Project:Infrastructure/Rsync replacement

Replacing rsync

While cheap to operate, rsync is a non-http protocol in a world of http protocols. The primary aim is to reduce our dependence on custom protocols. Using 'dumb' http pipes allows us to simplify serving infrastructure and utilize cheaper commodity components like content delivery networks (CDNs). Rsync requires us to run compute nodes near our users (to support the rsync protocol) and this requires us to sustain and operate a network edge. We have not done well at this in recent years and we are looking to get rid of it for this reason.

Requirements

How clients use the service.

Clients typically have 3 operations:

a full sync. This is for clients who don't have a tree.
check sync. This is for any client looking to do an update, they want to know if they are behind (and if so, by how much.)
an incremental sync.
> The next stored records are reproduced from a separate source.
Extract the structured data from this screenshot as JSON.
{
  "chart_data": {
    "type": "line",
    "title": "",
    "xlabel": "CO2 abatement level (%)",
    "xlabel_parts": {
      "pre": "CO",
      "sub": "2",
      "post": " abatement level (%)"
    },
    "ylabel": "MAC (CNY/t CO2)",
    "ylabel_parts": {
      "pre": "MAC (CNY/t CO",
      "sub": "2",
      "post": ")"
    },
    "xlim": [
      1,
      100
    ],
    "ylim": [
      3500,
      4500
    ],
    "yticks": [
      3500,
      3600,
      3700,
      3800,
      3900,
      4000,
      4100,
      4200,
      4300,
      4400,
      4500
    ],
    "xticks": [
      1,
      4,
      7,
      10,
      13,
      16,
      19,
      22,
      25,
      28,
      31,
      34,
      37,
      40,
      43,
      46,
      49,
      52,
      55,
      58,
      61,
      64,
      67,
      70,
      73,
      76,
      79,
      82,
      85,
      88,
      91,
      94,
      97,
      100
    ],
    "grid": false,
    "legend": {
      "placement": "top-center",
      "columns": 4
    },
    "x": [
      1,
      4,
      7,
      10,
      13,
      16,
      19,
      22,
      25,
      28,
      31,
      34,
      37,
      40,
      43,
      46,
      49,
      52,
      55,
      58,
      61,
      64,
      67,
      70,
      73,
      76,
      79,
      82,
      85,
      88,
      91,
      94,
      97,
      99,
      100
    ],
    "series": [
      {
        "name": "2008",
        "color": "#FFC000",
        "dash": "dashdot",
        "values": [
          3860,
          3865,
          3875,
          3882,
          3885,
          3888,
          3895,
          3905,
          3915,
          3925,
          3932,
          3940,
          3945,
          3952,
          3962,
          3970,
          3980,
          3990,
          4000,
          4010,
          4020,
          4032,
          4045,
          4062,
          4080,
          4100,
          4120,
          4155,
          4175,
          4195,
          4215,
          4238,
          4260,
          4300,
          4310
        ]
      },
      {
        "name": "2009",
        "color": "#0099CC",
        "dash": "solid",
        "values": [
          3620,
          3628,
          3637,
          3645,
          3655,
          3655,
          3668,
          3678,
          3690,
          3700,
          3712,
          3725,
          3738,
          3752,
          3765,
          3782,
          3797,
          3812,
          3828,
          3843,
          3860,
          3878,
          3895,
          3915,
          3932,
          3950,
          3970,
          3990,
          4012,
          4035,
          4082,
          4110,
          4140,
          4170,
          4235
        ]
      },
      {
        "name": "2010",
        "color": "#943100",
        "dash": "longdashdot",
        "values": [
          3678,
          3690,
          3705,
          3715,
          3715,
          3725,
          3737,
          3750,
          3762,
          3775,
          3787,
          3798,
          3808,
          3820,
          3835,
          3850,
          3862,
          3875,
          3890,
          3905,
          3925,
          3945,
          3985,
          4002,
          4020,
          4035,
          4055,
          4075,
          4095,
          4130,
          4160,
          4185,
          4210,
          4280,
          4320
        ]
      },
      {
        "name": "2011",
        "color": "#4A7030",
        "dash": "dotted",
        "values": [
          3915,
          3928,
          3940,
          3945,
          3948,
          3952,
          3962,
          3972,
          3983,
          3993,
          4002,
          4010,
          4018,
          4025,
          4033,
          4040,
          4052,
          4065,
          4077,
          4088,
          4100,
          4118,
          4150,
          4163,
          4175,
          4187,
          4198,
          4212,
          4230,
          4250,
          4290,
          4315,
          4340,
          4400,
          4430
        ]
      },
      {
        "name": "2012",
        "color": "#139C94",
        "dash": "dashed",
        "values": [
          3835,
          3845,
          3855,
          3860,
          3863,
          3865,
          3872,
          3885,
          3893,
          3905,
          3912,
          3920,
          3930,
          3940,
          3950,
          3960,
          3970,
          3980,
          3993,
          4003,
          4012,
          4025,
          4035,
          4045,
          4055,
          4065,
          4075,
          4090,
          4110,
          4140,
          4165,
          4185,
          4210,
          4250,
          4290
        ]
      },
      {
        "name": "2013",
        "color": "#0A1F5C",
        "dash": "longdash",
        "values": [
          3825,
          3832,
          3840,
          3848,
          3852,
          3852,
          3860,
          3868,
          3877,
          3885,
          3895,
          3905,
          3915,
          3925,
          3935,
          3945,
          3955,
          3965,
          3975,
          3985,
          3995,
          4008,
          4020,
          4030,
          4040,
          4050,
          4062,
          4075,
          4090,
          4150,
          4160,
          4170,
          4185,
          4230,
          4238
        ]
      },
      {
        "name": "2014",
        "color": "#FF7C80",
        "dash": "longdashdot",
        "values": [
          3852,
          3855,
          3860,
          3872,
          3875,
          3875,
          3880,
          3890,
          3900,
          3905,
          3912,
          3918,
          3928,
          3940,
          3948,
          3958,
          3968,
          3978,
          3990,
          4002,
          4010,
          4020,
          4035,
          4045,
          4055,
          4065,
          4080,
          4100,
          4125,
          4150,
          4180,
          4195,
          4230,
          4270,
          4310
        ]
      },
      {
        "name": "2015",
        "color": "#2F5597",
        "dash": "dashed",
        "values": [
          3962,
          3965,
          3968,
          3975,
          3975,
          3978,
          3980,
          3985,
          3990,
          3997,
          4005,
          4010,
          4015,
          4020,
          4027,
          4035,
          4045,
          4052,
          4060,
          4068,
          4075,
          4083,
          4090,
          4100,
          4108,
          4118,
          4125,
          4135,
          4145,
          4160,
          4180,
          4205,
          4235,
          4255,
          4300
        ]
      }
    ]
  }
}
This is for any client with some copy of the repo, they want to pull the incremental updates.

Typically full syncs are rare (most clients have a copy) Many clients *check* every few hours and do an incremental if updates are available. Because of the pace of development; updates are almost always visible to these clients.

Client

Syncs should take < 2m for a full sync
Syncs should take < 10 for an incremental sync
Syncs should include repository metadata
There needs to be some kind of latency / bandwidth consideration...but its less clear what it is.

Server

Syncs should be possible over http
Syncs should scale easily, so we do e.g. 1 million syncs a day
In reality there are 3 types of syncs. "Full", "Incremental", "check".